Elles sont dix; elles sont vierges; elles tiennent une lampe à huile à la main. Autant de touches symboliques qui nous aident à brosser un tableau du Royaume. Mais en fait, les jeunes filles ne sont qu'un élément de la parabole; l'ensemble de l'histoire nous apprend qu'il en est du Royaume des cieux comme d'une noce. La parabole ne fait que dévoiler un trait particulier du Royaume, à savoir l'attente de l'Église. Les jeunes filles symbolisent la communauté chrétienne. Ces jeunes filles portent des lampes, sans doute des torches imbibées d'huile pour danser aux noces de l'époux. Dans le judaïsme, l'huile symbolise les bonnes œuvres, mais aussi la joie de l'accueil. Enfin, le chiffre dix est le chiffre de l'action humaine (dix doigts). L'Époux vient dans le quotidien de la vie auprès d'hommes qui sont aux champs (24, 40) et de femmes qui s'activent à la meule (v. 41)...
Cinq des jeunes filles sont prévoyantes, les cinq autres sont insensées. La traduction de ces deux adjectifs est difficile, mais pleine d'enseignements. La Bible qualifie de prévoyant (d'avisé) l'homme ouvert au mystère de Dieu, alors que l'insensé se dit de l'impie qui s'oppose à la loi divine et va jusqu'à dire dans son cœur: Il n'y a pas de Dieu (Ps 14, 1). Ce n'est pas la première fois que saint Matthieu utilise ces qualificatifs. Il appelle prévoyant l'homme qui bâtit sa maison sur le roc, tandis que celui qui construit sur le sable n'est qu'un homme stupide ((7, 24). La parabole divise donc la communauté chrétienne en sages et en sots: il y a ceux qui font la volonté du Père et ceux qui n'en font qu'à leur tête. L'idée première de la parabole est que Jésus reconnaîtra pour siens ceux qui auront fait la volonté de son Père. L'obéissance à la volonté du Père constitue, aux yeux de Matthieu, l'essentiel de l'enseignement de Jésus.
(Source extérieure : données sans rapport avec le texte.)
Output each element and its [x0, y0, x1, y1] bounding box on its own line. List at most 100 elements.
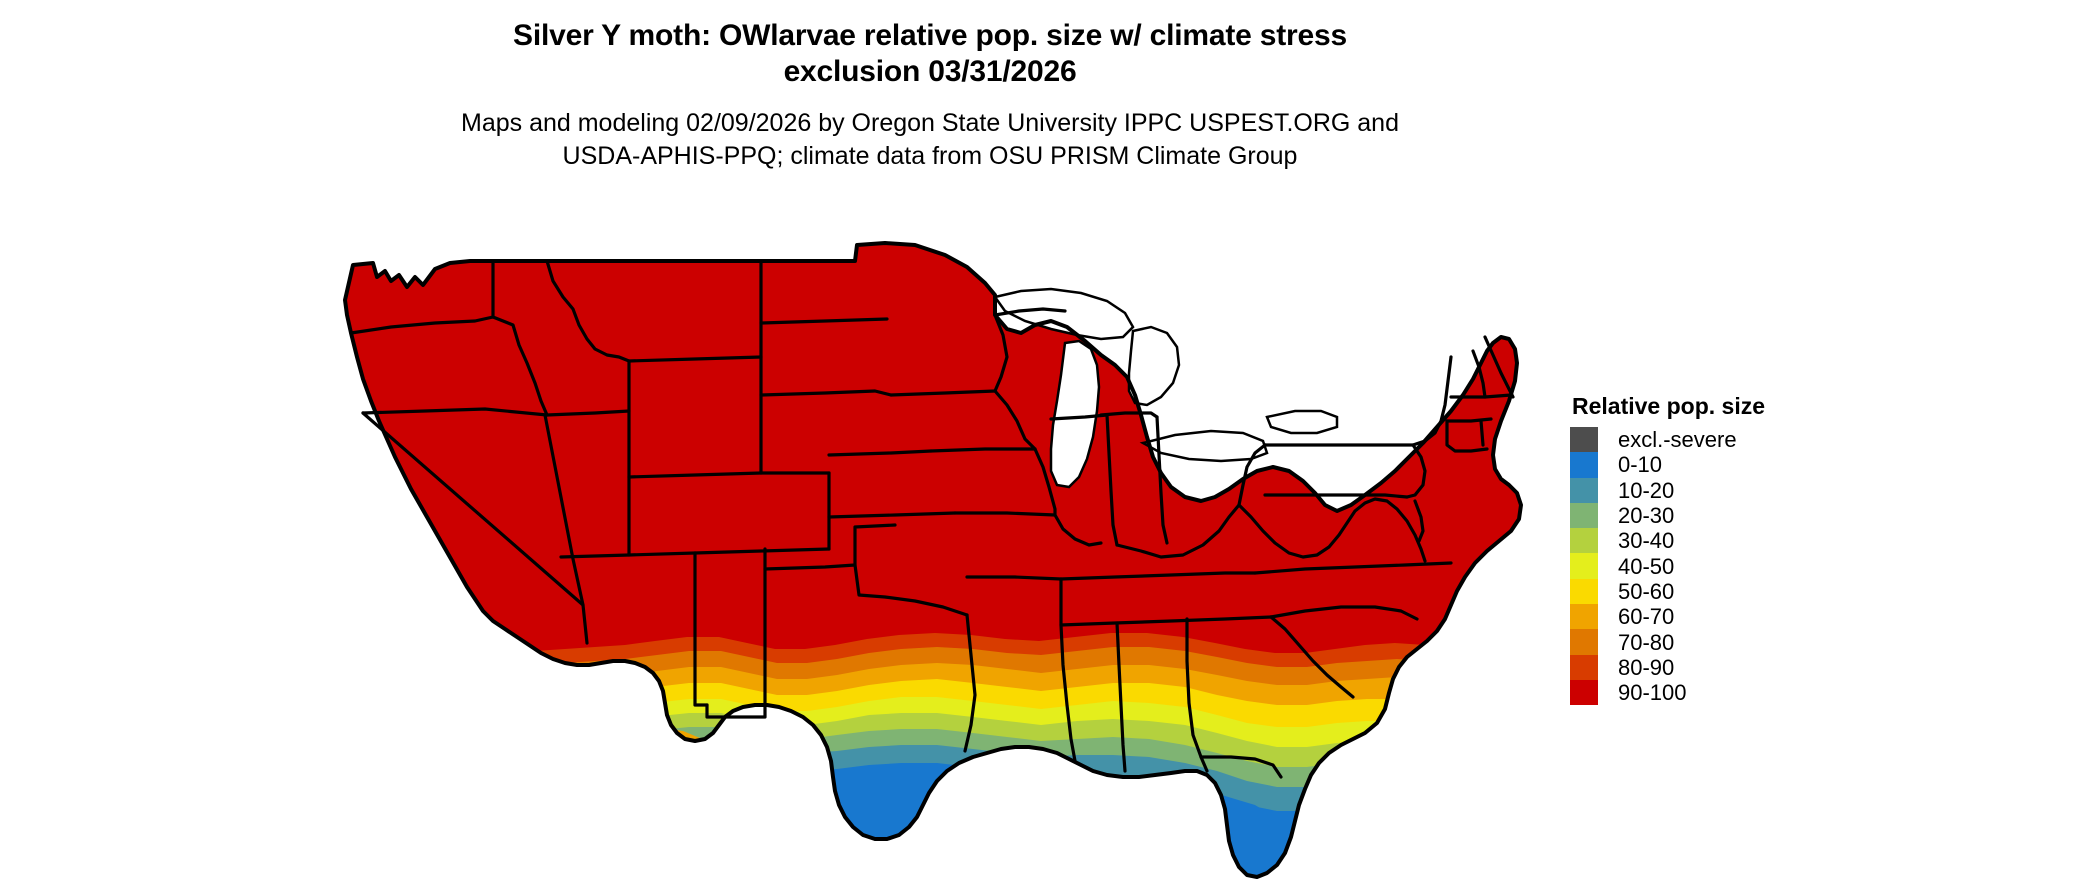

Le thème de la vigilance prend, dès lors, une coloration bien spécifique: une simple remarque de bon sens permet de dire que le thème de la vigilance est secondaire, car ce sont bien les dix jeunes filles qui se sont endormies!
Sous peine de sombrer dans le moralisme, il faut cependant revenir aux symboles. Le signe de l'huile est particulièrement évocateur à ce propos. S'il envoie à la joie de l'accueil, il mesure en fait la qualité de l'amour de celles qui veillent. Il est significatif que les vierges insensées doivent recourir aux marchands pour renouveler leur provision d'huile. L'amour avec lequel elles accueillent l'Époux vient en droite ligne d'une ... boutique! Révélatrice aussi est l'incapacité de leurs compagnes sensées à partager leur huile: c'est qu'on ne peut être vigilant à la place d'un autre, quand il s'agit du cœur.
Mais l'essentiel est évidemment la venue de l'Époux. C'est alors que se révèle le comportement d'une communauté pendant le temps de l'attente. La rencontre entre Dieu et l'homme se vit toujours dans un alliance d'amour. Il faut relever le fait que l'Époux vient au milieu de la nuit. Le thème est fréquent dans le N.T. Sachons qu'il fait écho à une espérance attestée dans le Targum palestinien (un écrit rabbinique). L'auteur y évoque les quatre nuits fondamentales de l'histoire des hommes: celle où Dieu créa le monde, celle où Abraham offrit son fils en holocauste, celle de la Pâque où le peuple sortit d'Égypte, la quatrième enfin qui est celle des temps eschatologiques. En fixant la venue de l'Époux au milieu de la nuit, Matthieu appelait la nuit de l'Alliance éternelle. La parabole des dix vierges devenait une "parabole pascale".